The Michaelis-Menten constant (K_m) and catalytic constant (k_cat) for ABTS and DMP were calculated in substrate-dependent enzymatic assay. The assay solution consisted of 25 mM citrate buffer (pH 4.5 for Acid Blue 324 and pH 4.0 for other dyes), 0.20 mM H₂O₂ and ~200 nM SaDyP and different concentrations of the substrates. The same conditions were measured three times, and the mean and standard deviation are shown. The data were fit to the Michaelis-Menten equation, Haldane equation or Hill equation. Kinetic parameters were calculated using molar absorption coefficients of ε₄₂₀ = 36,000 cm⁻¹M⁻¹ for ABTS, ε₄₇₂ = 49,600 cm⁻¹M⁻¹ for DMP, ε₆₀₈ = 7700 cm⁻¹M⁻¹ for Acid Blue 324.

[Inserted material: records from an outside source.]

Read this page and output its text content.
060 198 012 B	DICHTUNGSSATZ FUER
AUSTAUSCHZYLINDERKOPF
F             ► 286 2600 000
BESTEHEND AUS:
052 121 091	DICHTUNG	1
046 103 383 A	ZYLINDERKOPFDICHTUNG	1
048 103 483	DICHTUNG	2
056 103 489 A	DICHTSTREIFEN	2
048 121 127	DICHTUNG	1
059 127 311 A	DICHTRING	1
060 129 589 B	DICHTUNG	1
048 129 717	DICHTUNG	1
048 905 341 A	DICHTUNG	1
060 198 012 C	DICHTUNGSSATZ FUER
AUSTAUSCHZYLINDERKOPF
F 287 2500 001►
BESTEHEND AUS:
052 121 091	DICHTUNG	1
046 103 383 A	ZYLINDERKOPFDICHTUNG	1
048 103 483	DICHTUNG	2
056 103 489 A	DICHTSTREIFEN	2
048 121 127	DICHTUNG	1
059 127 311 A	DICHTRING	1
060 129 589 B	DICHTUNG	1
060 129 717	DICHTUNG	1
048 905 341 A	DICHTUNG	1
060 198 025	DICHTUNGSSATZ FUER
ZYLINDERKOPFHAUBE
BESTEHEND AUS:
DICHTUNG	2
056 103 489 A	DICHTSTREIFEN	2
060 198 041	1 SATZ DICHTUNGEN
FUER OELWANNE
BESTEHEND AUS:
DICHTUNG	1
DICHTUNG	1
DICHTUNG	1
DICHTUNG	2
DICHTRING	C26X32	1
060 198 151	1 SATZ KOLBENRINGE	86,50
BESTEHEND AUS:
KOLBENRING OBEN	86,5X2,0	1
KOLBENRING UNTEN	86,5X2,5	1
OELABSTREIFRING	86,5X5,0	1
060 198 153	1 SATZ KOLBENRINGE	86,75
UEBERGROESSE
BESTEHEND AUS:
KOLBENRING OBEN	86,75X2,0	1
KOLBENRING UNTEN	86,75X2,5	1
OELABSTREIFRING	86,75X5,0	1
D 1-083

4.6. Decolorizing Rates for Anthraquinone and Azo Dyes

The ability of SaDyP1 to degrade representative dyes containing anthraquinone or azo chromophores was also examined. The assay solution consisted of 25 mM citrate buffer (pH 4.5 for Acid Blue 324 and pH 4.0 for other dyes), 0.20 mM H₂O₂ and ~200 nM SaDyP, additionally containing 0.20 mM Acid Blue 324 (ε₆₀₈ = 7700 cm⁻¹M⁻¹), 0.10 mM AQ-2 (ε₆₀₀ = 8300 cm⁻¹M⁻¹), 0.10 mM M303 (ε₄₇₆ = 6200 cm⁻¹M⁻¹), 0.02 mM Reactive Black 5 (ε₅₉₈ = 37,000 cm⁻¹M⁻¹) or 0.03 mM Reactive Red 33 (ε₅₀₀ = 23,000 cm⁻¹M⁻¹).

4.7. Culture and Fractionation of S. avermitilis

A suspension of S. avermitilis containing 2.0 × 10⁹ spores was inoculated into 200 mL YEME medium without sucrose and incubated for 20 h at 30 °C with shaking at 180 rpm. Mycelia from 30 mL cultures were collected by centrifugation at 7200× g for 30 min. Collected mycelia were disrupted three times at 2.0 × 10⁴ psi using a French press (Otake Seisakusyo) and centrifuged for 30 min at 7200× g to pellet cell debris. The precipitates were suspended in 1 mL of phosphate buffer and solubilized by incubating overnight with an equal volume of 10% SDS. An equal volume of 50% glycerol was added to the supernatant, and the total volume was concentrated ~40-fold by ultrafiltration (Amicon Ultra-15 30 K; Merck Millipore, Burlington, USA). Proteins in the concentrated supernatant were resolved by electrophoresis using 12 µL of supernatant per lane.